Complex carbohydrates are found in foods like oatmeal, popcorn, brown rice and whole grain pasta and whole grain bread. Simple carbohydrates examples include white bread, white rice, white potatoes, standard pasta, and desserts like cake, cookies and pastries.

Instead of the latter, Laurel Sterling, registered dietitian, nutritionist and educator with Carlson Laboratories in Canastota, advises that people with Type 2 diabetes should eat “ample protein and fiber-rich veggies with each meal and lower amounts of overall carbohydrates, especially simple carbohydrates with higher sugar content,” she said.

Skipping meals is also a no-no. Instead, Sterling said they should eat three meals a day and, if needed to keep blood sugar stable, have small, protein- and fiber-rich snacks between meals.

“Adding in a daily exercise routine will assist better levels of blood sugar by using up extra glucose that is in the bloodstream, and losing at least 10% body weight significantly aids levels as well. Certain supplements can support blood sugar levels as well.”
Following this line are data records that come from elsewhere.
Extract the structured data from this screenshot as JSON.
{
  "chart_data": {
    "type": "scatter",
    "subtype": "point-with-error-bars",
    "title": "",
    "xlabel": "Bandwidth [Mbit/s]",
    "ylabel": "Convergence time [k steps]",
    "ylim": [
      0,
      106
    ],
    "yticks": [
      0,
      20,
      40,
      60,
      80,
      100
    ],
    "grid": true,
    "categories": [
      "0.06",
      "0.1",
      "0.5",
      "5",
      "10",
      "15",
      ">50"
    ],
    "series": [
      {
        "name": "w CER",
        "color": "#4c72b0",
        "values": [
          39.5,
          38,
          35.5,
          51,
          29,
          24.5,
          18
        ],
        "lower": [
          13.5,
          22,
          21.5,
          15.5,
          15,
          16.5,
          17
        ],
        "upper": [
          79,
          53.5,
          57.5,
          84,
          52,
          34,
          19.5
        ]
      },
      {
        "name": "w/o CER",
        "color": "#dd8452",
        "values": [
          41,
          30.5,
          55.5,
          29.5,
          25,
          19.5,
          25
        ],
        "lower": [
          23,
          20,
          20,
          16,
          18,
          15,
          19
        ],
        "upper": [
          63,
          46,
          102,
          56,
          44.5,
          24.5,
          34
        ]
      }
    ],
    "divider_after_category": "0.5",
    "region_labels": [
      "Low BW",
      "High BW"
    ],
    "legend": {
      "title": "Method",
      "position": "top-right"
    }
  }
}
Exercise can also aid in weight loss.

Weinstock encourages diabetics who are overweight to “achieve and maintain a normal body weight when possible. Physical activity is also important. In general, for adults, 150 minutes or more of aerobic activity each week is recommended.”

For people who have not recently exercised, gradual introduction under the guidance of their healthcare provider is important to avoid injury.

“Exercise should be customized to the individual,” Weinstock said. “Everyone should be counseled to stop smoking.”

Diabetics should discuss reducing medication with their healthcare providers before making any changes.